Traditionally, transferring data between cloud providers is fraught with red tape, interoperability issues and high egress fees, locking organisations into lengthy deals. AI is now exacerbating the issue. Paul Mackay, Regional Vice President Cloud – EMEA & APAC at Cloudera, explains the current landscape of cloud.
In October 2022, the practices of the cloud hyperscalers – Google, Amazon and Microsoft – were brought into sharp focus. Ofcom, the UK’s communications regulator, initiated an investigation into whether these three cloud giants were limiting competition in the cloud market.
Clearly, there was no smoke without fire.
The case has since been referred to the Competition and Markets Authority (CMA), and the age-old issue of vendor lock-in has reared its head once more.
After almost two years of investigation, we now know the date for the CMA’s conclusion. A provisional report is expected in Autumn 2024, followed by the full report in April 2025.
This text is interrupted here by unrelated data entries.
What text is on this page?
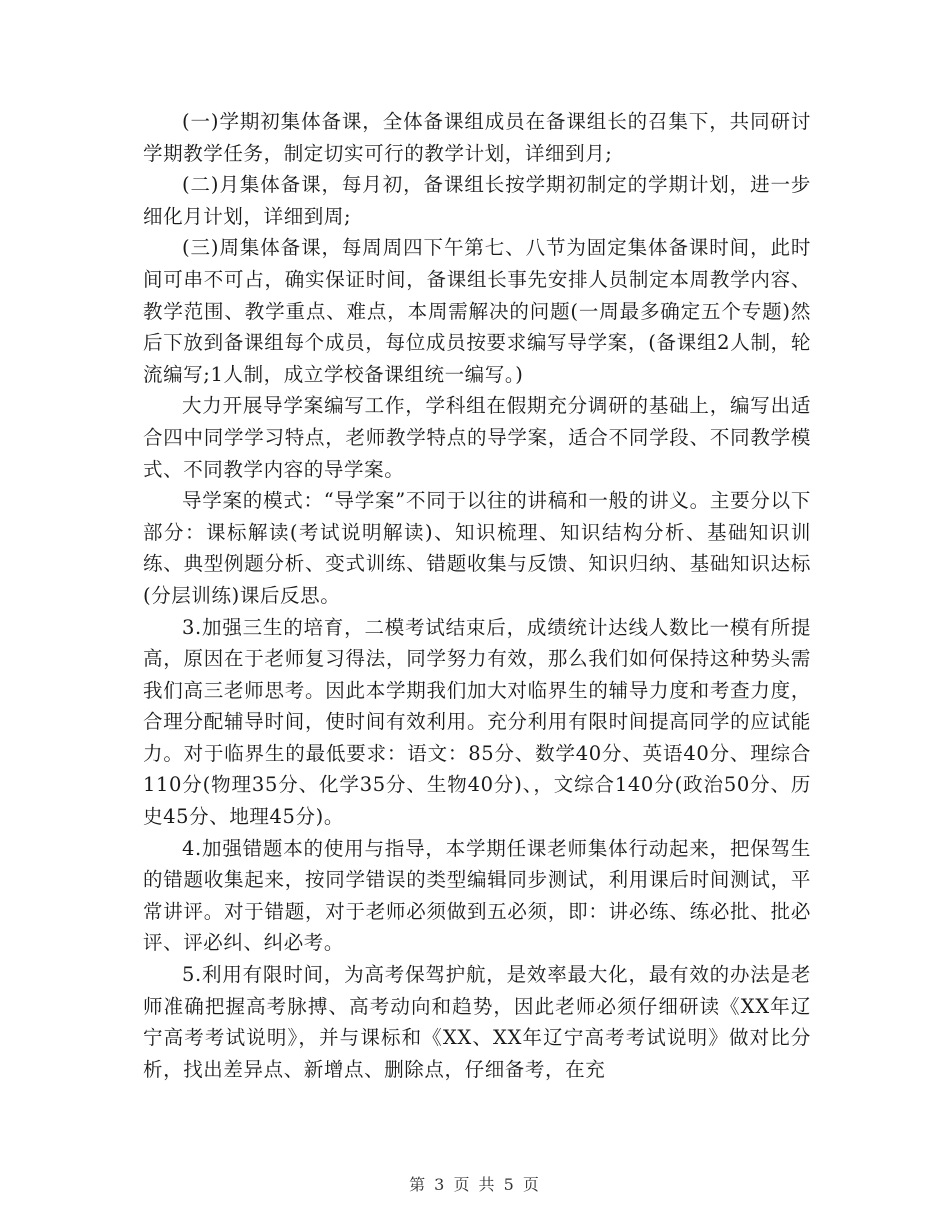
(一)学期初集体备课，全体备课组成员在备课组长的召集下，共同研讨学期教学任务，制定切实可行的教学计划，详细到月;

(二)月集体备课，每月初，备课组长按学期初制定的学期计划，进一步细化月计划，详细到周;

(三)周集体备课，每周周四下午第七、八节为固定集体备课时间，此时间可串不可占，确实保证时间，备课组长事先安排人员制定本周教学内容、教学范围、教学重点、难点，本周需解决的问题(一周最多确定五个专题)然后下放到备课组每个成员，每位成员按要求编写导学案，(备课组2人制，轮流编写;1人制，成立学校备课组统一编写。)

大力开展导学案编写工作，学科组在假期充分调研的基础上，编写出适合四中同学学习特点，老师教学特点的导学案，适合不同学段、不同教学模式、不同教学内容的导学案。

导学案的模式：“导学案”不同于以往的讲稿和一般的讲义。主要分以下部分：课标解读(考试说明解读)、知识梳理、知识结构分析、基础知识训练、典型例题分析、变式训练、错题收集与反馈、知识归纳、基础知识达标(分层训练)课后反思。

3.加强三生的培育，二模考试结束后，成绩统计达线人数比一模有所提高，原因在于老师复习得法，同学努力有效，那么我们如何保持这种势头需我们高三老师思考。因此本学期我们加大对临界生的辅导力度和考查力度，合理分配辅导时间，使时间有效利用。充分利用有限时间提高同学的应试能力。对于临界生的最低要求：语文：85分、数学40分、英语40分、理综合110分(物理35分、化学35分、生物40分)、，文综合140分(政治50分、历史45分、地理45分)。

4.加强错题本的使用与指导，本学期任课老师集体行动起来，把保驾生的错题收集起来，按同学错误的类型编辑同步测试，利用课后时间测试，平常讲评。对于错题，对于老师必须做到五必须，即：讲必练、练必批、批必评、评必纠、纠必考。

5.利用有限时间，为高考保驾护航，是效率最大化，最有效的办法是老师准确把握高考脉搏、高考动向和趋势，因此老师必须仔细研读《XX年辽宁高考考试说明》，并与课标和《XX、XX年辽宁高考考试说明》做对比分析，找出差异点、新增点、删除点，仔细备考，在充

第 3 页 共 5 页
At this stage, it’s impossible to tell what the regulator will say, but it has recently published a set of qualitative interviews with hyperscalers’ customers that outlined their biggest concerns. Unsurprisingly, interoperability – the technical challenge of moving data between cloud environments – was the main issue.
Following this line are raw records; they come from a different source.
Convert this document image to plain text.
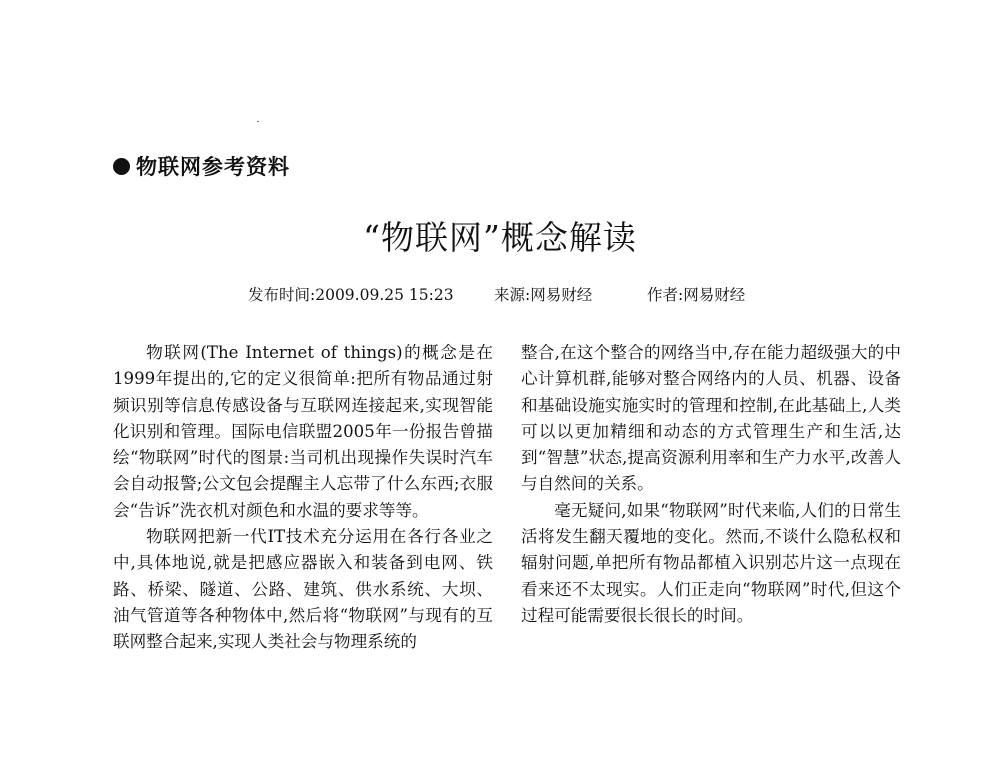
物联网参考资料
“物联网”概念解读
发布时间:2009.09.25 15:23	来源:网易财经	作者:网易财经

物联网(The Internet of things)的概念是在1999年提出的,它的定义很简单:把所有物品通过射频识别等信息传感设备与互联网连接起来,实现智能化识别和管理。国际电信联盟2005年一份报告曾描绘“物联网”时代的图景:当司机出现操作失误时汽车会自动报警;公文包会提醒主人忘带了什么东西;衣服会“告诉”洗衣机对颜色和水温的要求等等。

物联网把新一代IT技术充分运用在各行各业之中,具体地说,就是把感应器嵌入和装备到电网、铁路、桥梁、隧道、公路、建筑、供水系统、大坝、油气管道等各种物体中,然后将“物联网”与现有的互联网整合起来,实现人类社会与物理系统的

整合,在这个整合的网络当中,存在能力超级强大的中心计算机群,能够对整合网络内的人员、机器、设备和基础设施实施实时的管理和控制,在此基础上,人类可以以更加精细和动态的方式管理生产和生活,达到“智慧”状态,提高资源利用率和生产力水平,改善人与自然间的关系。

毫无疑问,如果“物联网”时代来临,人们的日常生活将发生翻天覆地的变化。然而,不谈什么隐私权和辐射问题,单把所有物品都植入识别芯片这一点现在看来还不太现实。人们正走向“物联网”时代,但这个过程可能需要很长很长的时间。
It was more surprising to see that the egress fees for moving data out of a provider’s cloud were described by some customers as ‘negligible’. However, that changed when the customers were asked about the impact of AI on egress fees.
The future is now with AI
AI – Generative AI in particular – has been at the forefront of the tech industry for the last two years or so. A multitude of business processes stand to benefit from AI, and it has now matured, organisations are moving out of the experimental stage of deployment to releasing their AI into the wild with real-life use cases.
As some of the largest tech companies in the world, with wallets to match, the hyperscalers have naturally invested heavily in developing AI. Microsoft fired the starting gun by investing US$13 billion into OpenAI, and all three hyperscalers have continued the trend since then.
It’s now a key battleground for these cloud giants, each with its own arsenal of exclusive products.
But ultimately, it’ll be the hyperscalers’ customers using these AI products. So, the CMA rightly asked questions about AI as part of its initial investigation into the cloud market.
When queried on egress fees in this context, the responses were quite different. Currently, organisations only tend to move small amounts of data between cloud providers, hence the ‘negligible’ egress fees. But that will likely change as AI usage becomes more widespread.
For example, over time organisations may find their AI goals might be better suited to one hyperscaler’s AI offerings over another’s. In this scenario, where it’d be necessary for customers to move all their data, the egress fees would be enormous.
A customer may also want to switch between hyperscalers to use AI models for a particular task. This requires the ability to move data sets from one environment to another easily and quickly. However, organisations are effectively experiencing a new form of lock-in. They either stick with their current cloud provider and only use the AI tools it offers, or spend large amounts of money and time to ensure their data is optimised for migrating between clouds.
This was outlined perfectly during one customer interview in the CMA report:
“One of the things that is a concern currently is lock-in. So for our analysis work, we’ve used AWS, its tooling, its modelling and the lock-in, in terms of AI feels a lot stronger than it does in other services. For example, the optimisation of certain models on certain clouds would make it very difficult from my understanding to move elsewhere. But it’s definitely something that we’re looking more into. I don’t think we understand what the answer is currently. But it is a concern of ours, and the lock-in is a big concern because I think it takes us down a certain way of using AI with certain models.”
Overcoming cloud constraints
The interim report clearly indicates that the interoperability and egress fees hyperscaler customers experience today will be exacerbated once they start deploying AI. However, a more flexible cloud market won’t necessarily spark a cloud-switching frenzy and regular mass data migrations. Even if the CMA does mandate an easing of interoperability barriers, the task of moving all an organisation’s data would still be costly and time-consuming.
Instead, as organisations look to take advantage of the various AI tools offered by hyperscalers, we’re more likely to see customers moving subsets of data between clouds in a highly adaptable multi-cloud model. The regular migration of these smaller subsets means that the hyperscalers will have as much data entering their clouds as leaving.
However, applying this flexible cloud model to drive effective AI is only possible if organisations have a modern data architecture in place. Whether customers are moving a small subset of data to use a specific AI tool or undertaking a full-scale migration, a unified data platform offers a layer of abstraction – enabling them to switch data between environments easily and securely.
A return to the original cloud innovation ethos?
With AI now shaping the future of business strategy, innovation will rely on having flexibility and choice over which AI products to use. Progress for the wider business landscape shouldn’t be gatekept by the few companies that own AI models.
In its infancy, cloud was heralded as a tool to bring people together and enable greater flexibility, but that ethos seems to have been lost now that cloud and AI are intrinsically linked, and choice is being restricted. Hopefully, these barriers will be removed. Then the onus will be on customers to ensure they can freely move data between clouds.